Scientists have demonstrated that convolutional brains contain large numbers of progenitor cells that produce many young neurons that migrate to the cortex as the brain develops. As a result of this movement, the cellular layer of the brain is filled with neurons. By means of some mechanisms that limit the growth of the cortex, convolutions are formed so that there is enough space for the assembled cells. Experiments on mice with artificially increased numbers of progenitor cells showed that this change alone was not enough to cause gyri and sulci to appear, since in some cases the mice's cortex became thicker but remained generally smooth.
Previously, the researchers found that migrating neurons are held together by the molecule FLRT3, and they also suggested that this molecule may be involved in the process of furrow formation. To test this theory, they bred mice whose progenitor cells lacked either FLRT3 or its associated receptor, FLRT1. And although no changes were made to the number of progenitor cells, convolutions appeared on the animals' brains. Scientists explained this by saying that, due to the absence of FLRT1 and FLRT3 receptors, migrating young neurons no longer adhered as tightly as before. As a result of the action of repulsive mechanisms, clusters of neurons were formed, within which neurons moved freely and migrated faster to the surface of the brain. As a result, they reached the cortex too quickly and were distributed unevenly, which led to the formation of grooves and convolutions. In addition, this was probably facilitated by the increased softness of the bark.

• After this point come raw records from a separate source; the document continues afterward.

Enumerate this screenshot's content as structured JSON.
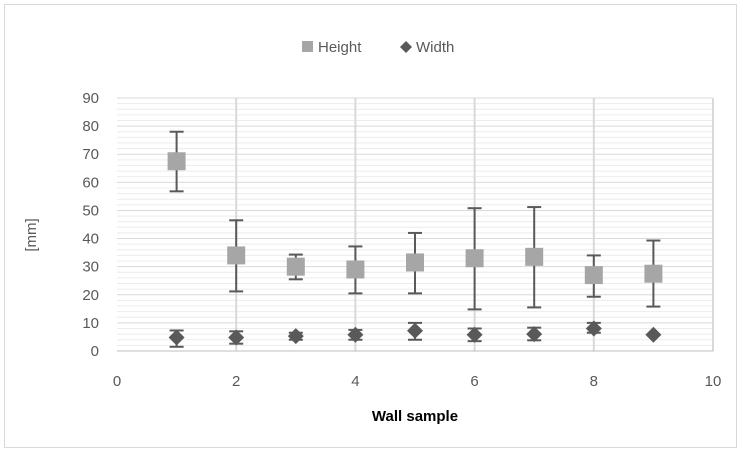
{
  "chart_data": {
    "type": "scatter",
    "xlabel": "Wall sample",
    "ylabel": "[mm]",
    "xlim": [
      0,
      10
    ],
    "ylim": [
      0,
      90
    ],
    "xticks": [
      0,
      2,
      4,
      6,
      8,
      10
    ],
    "yticks": [
      0,
      10,
      20,
      30,
      40,
      50,
      60,
      70,
      80,
      90
    ],
    "grid": {
      "vertical_major": true,
      "horizontal_minor": true
    },
    "legend_position": "top",
    "series": [
      {
        "name": "Height",
        "marker": "square",
        "color": "#a6a6a6",
        "x": [
          1,
          2,
          3,
          4,
          5,
          6,
          7,
          8,
          9
        ],
        "y": [
          67.5,
          34,
          30,
          29,
          31.5,
          33,
          33.5,
          27,
          27.5
        ],
        "err_low": [
          56.8,
          21.2,
          25.5,
          20.5,
          20.5,
          14.8,
          15.5,
          19.3,
          15.8
        ],
        "err_high": [
          78,
          46.5,
          34.3,
          37.2,
          42,
          50.8,
          51.2,
          34,
          39.3
        ]
      },
      {
        "name": "Width",
        "marker": "diamond",
        "color": "#595959",
        "x": [
          1,
          2,
          3,
          4,
          5,
          6,
          7,
          8,
          9
        ],
        "y": [
          4.8,
          4.8,
          5.3,
          5.8,
          7.2,
          5.8,
          6,
          8,
          5.8
        ],
        "err_low": [
          1.5,
          2.6,
          4,
          4,
          4,
          3.5,
          3.8,
          6.5,
          5.8
        ],
        "err_high": [
          7.3,
          7,
          6.5,
          7.5,
          10,
          8,
          8.3,
          10,
          5.8
        ]
      }
    ]
  }
}
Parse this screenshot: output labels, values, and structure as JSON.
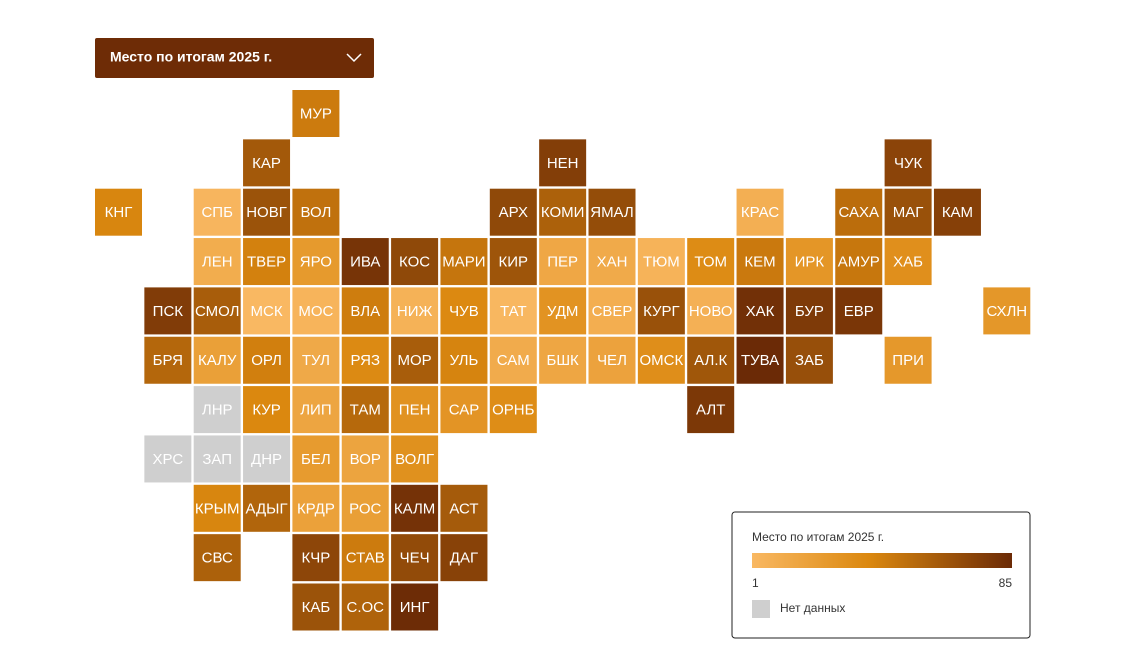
{
  "dropdown": {
    "label": "Место по итогам 2025 г."
  },
  "legend": {
    "title": "Место по итогам 2025 г.",
    "min": 1,
    "max": 85,
    "colors": [
      "#f9b862",
      "#db880f",
      "#6b2a06"
    ],
    "no_data": "Нет данных",
    "no_data_color": "#cfcfcf"
  },
  "regions": [
    {
      "label": "МУР",
      "rank": 45
    },
    {
      "label": "КАР",
      "rank": 62
    },
    {
      "label": "НЕН",
      "rank": 75
    },
    {
      "label": "ЧУК",
      "rank": 72
    },
    {
      "label": "КНГ",
      "rank": 40
    },
    {
      "label": "СПБ",
      "rank": 3
    },
    {
      "label": "НОВГ",
      "rank": 65
    },
    {
      "label": "ВОЛ",
      "rank": 50
    },
    {
      "label": "АРХ",
      "rank": 70
    },
    {
      "label": "КОМИ",
      "rank": 58
    },
    {
      "label": "ЯМАЛ",
      "rank": 68
    },
    {
      "label": "КРАС",
      "rank": 8
    },
    {
      "label": "САХА",
      "rank": 52
    },
    {
      "label": "МАГ",
      "rank": 66
    },
    {
      "label": "КАМ",
      "rank": 74
    },
    {
      "label": "ЛЕН",
      "rank": 10
    },
    {
      "label": "ТВЕР",
      "rank": 42
    },
    {
      "label": "ЯРО",
      "rank": 25
    },
    {
      "label": "ИВА",
      "rank": 80
    },
    {
      "label": "КОС",
      "rank": 70
    },
    {
      "label": "МАРИ",
      "rank": 48
    },
    {
      "label": "КИР",
      "rank": 64
    },
    {
      "label": "ПЕР",
      "rank": 14
    },
    {
      "label": "ХАН",
      "rank": 12
    },
    {
      "label": "ТЮМ",
      "rank": 5
    },
    {
      "label": "ТОМ",
      "rank": 36
    },
    {
      "label": "КЕМ",
      "rank": 46
    },
    {
      "label": "ИРК",
      "rank": 28
    },
    {
      "label": "АМУР",
      "rank": 47
    },
    {
      "label": "ХАБ",
      "rank": 33
    },
    {
      "label": "ПСК",
      "rank": 76
    },
    {
      "label": "СМОЛ",
      "rank": 60
    },
    {
      "label": "МСК",
      "rank": 1
    },
    {
      "label": "МОС",
      "rank": 4
    },
    {
      "label": "ВЛА",
      "rank": 44
    },
    {
      "label": "НИЖ",
      "rank": 6
    },
    {
      "label": "ЧУВ",
      "rank": 38
    },
    {
      "label": "ТАТ",
      "rank": 2
    },
    {
      "label": "УДМ",
      "rank": 30
    },
    {
      "label": "СВЕР",
      "rank": 9
    },
    {
      "label": "КУРГ",
      "rank": 66
    },
    {
      "label": "НОВО",
      "rank": 7
    },
    {
      "label": "ХАК",
      "rank": 82
    },
    {
      "label": "БУР",
      "rank": 77
    },
    {
      "label": "ЕВР",
      "rank": 79
    },
    {
      "label": "СХЛН",
      "rank": 27
    },
    {
      "label": "БРЯ",
      "rank": 55
    },
    {
      "label": "КАЛУ",
      "rank": 20
    },
    {
      "label": "ОРЛ",
      "rank": 43
    },
    {
      "label": "ТУЛ",
      "rank": 13
    },
    {
      "label": "РЯЗ",
      "rank": 37
    },
    {
      "label": "МОР",
      "rank": 60
    },
    {
      "label": "УЛЬ",
      "rank": 41
    },
    {
      "label": "САМ",
      "rank": 11
    },
    {
      "label": "БШК",
      "rank": 15
    },
    {
      "label": "ЧЕЛ",
      "rank": 18
    },
    {
      "label": "ОМСК",
      "rank": 34
    },
    {
      "label": "АЛ.К",
      "rank": 63
    },
    {
      "label": "ТУВА",
      "rank": 85
    },
    {
      "label": "ЗАБ",
      "rank": 67
    },
    {
      "label": "ПРИ",
      "rank": 26
    },
    {
      "label": "ЛНР",
      "rank": null
    },
    {
      "label": "КУР",
      "rank": 39
    },
    {
      "label": "ЛИП",
      "rank": 16
    },
    {
      "label": "ТАМ",
      "rank": 54
    },
    {
      "label": "ПЕН",
      "rank": 31
    },
    {
      "label": "САР",
      "rank": 29
    },
    {
      "label": "ОРНБ",
      "rank": 35
    },
    {
      "label": "АЛТ",
      "rank": 78
    },
    {
      "label": "ХРС",
      "rank": null
    },
    {
      "label": "ЗАП",
      "rank": null
    },
    {
      "label": "ДНР",
      "rank": null
    },
    {
      "label": "БЕЛ",
      "rank": 24
    },
    {
      "label": "ВОР",
      "rank": 17
    },
    {
      "label": "ВОЛГ",
      "rank": 32
    },
    {
      "label": "КРЫМ",
      "rank": 40
    },
    {
      "label": "АДЫГ",
      "rank": 56
    },
    {
      "label": "КРДР",
      "rank": 19
    },
    {
      "label": "РОС",
      "rank": 21
    },
    {
      "label": "КАЛМ",
      "rank": 81
    },
    {
      "label": "АСТ",
      "rank": 61
    },
    {
      "label": "СВС",
      "rank": 58
    },
    {
      "label": "КЧР",
      "rank": 71
    },
    {
      "label": "СТАВ",
      "rank": 45
    },
    {
      "label": "ЧЕЧ",
      "rank": 69
    },
    {
      "label": "ДАГ",
      "rank": 73
    },
    {
      "label": "КАБ",
      "rank": 65
    },
    {
      "label": "С.ОС",
      "rank": 57
    },
    {
      "label": "ИНГ",
      "rank": 84
    }
  ]
}
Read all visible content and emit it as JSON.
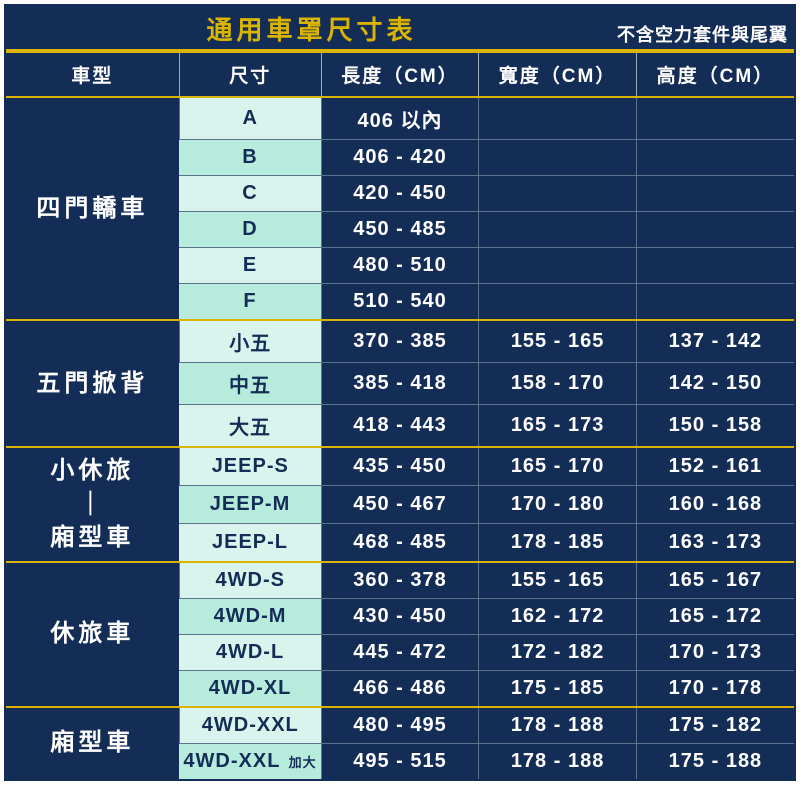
{
  "title": "通用車罩尺寸表",
  "note": "不含空力套件與尾翼",
  "headers": [
    "車型",
    "尺寸",
    "長度（CM）",
    "寬度（CM）",
    "高度（CM）"
  ],
  "groups": [
    {
      "model": "四門轎車",
      "rows": [
        {
          "size": "A",
          "len": "406 以內",
          "wid": "",
          "hgt": ""
        },
        {
          "size": "B",
          "len": "406 - 420",
          "wid": "",
          "hgt": ""
        },
        {
          "size": "C",
          "len": "420 - 450",
          "wid": "",
          "hgt": ""
        },
        {
          "size": "D",
          "len": "450 - 485",
          "wid": "",
          "hgt": ""
        },
        {
          "size": "E",
          "len": "480 - 510",
          "wid": "",
          "hgt": ""
        },
        {
          "size": "F",
          "len": "510 - 540",
          "wid": "",
          "hgt": ""
        }
      ]
    },
    {
      "model": "五門掀背",
      "rows": [
        {
          "size": "小五",
          "len": "370 - 385",
          "wid": "155 - 165",
          "hgt": "137 - 142"
        },
        {
          "size": "中五",
          "len": "385 - 418",
          "wid": "158 - 170",
          "hgt": "142 - 150"
        },
        {
          "size": "大五",
          "len": "418 - 443",
          "wid": "165 - 173",
          "hgt": "150 - 158"
        }
      ]
    },
    {
      "model": "小休旅\n｜\n廂型車",
      "rows": [
        {
          "size": "JEEP-S",
          "len": "435 - 450",
          "wid": "165 - 170",
          "hgt": "152 - 161"
        },
        {
          "size": "JEEP-M",
          "len": "450 - 467",
          "wid": "170 - 180",
          "hgt": "160 - 168"
        },
        {
          "size": "JEEP-L",
          "len": "468 - 485",
          "wid": "178 - 185",
          "hgt": "163 - 173"
        }
      ]
    },
    {
      "model": "休旅車",
      "rows": [
        {
          "size": "4WD-S",
          "len": "360 - 378",
          "wid": "155 - 165",
          "hgt": "165 - 167"
        },
        {
          "size": "4WD-M",
          "len": "430 - 450",
          "wid": "162 - 172",
          "hgt": "165 - 172"
        },
        {
          "size": "4WD-L",
          "len": "445 - 472",
          "wid": "172 - 182",
          "hgt": "170 - 173"
        },
        {
          "size": "4WD-XL",
          "len": "466 - 486",
          "wid": "175 - 185",
          "hgt": "170 - 178"
        }
      ]
    },
    {
      "model": "廂型車",
      "rows": [
        {
          "size": "4WD-XXL",
          "len": "480 - 495",
          "wid": "178 - 188",
          "hgt": "175 - 182"
        },
        {
          "size_html": "4WD-XXL <span class=\"sm\">加大</span>",
          "len": "495 - 515",
          "wid": "178 - 188",
          "hgt": "175 - 188"
        }
      ]
    }
  ]
}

In these experiments, scientists demonstrated for the first time that coupling between migrating neurons is extremely important for the formation of gyri and sulci, and FLRT receptors are essential for this process. They also demonstrated that the abundance of FLRT1 and FLRT3 receptors in humans and ferrets (which also have gyri) is significantly lower than in smooth-brained mice, suggesting that FLRT influences sulcus formation in the human brain as well. The data obtained can form the basis for subsequent studies in the field of normal and pathological development of sulci and convolutions in the mammalian brain.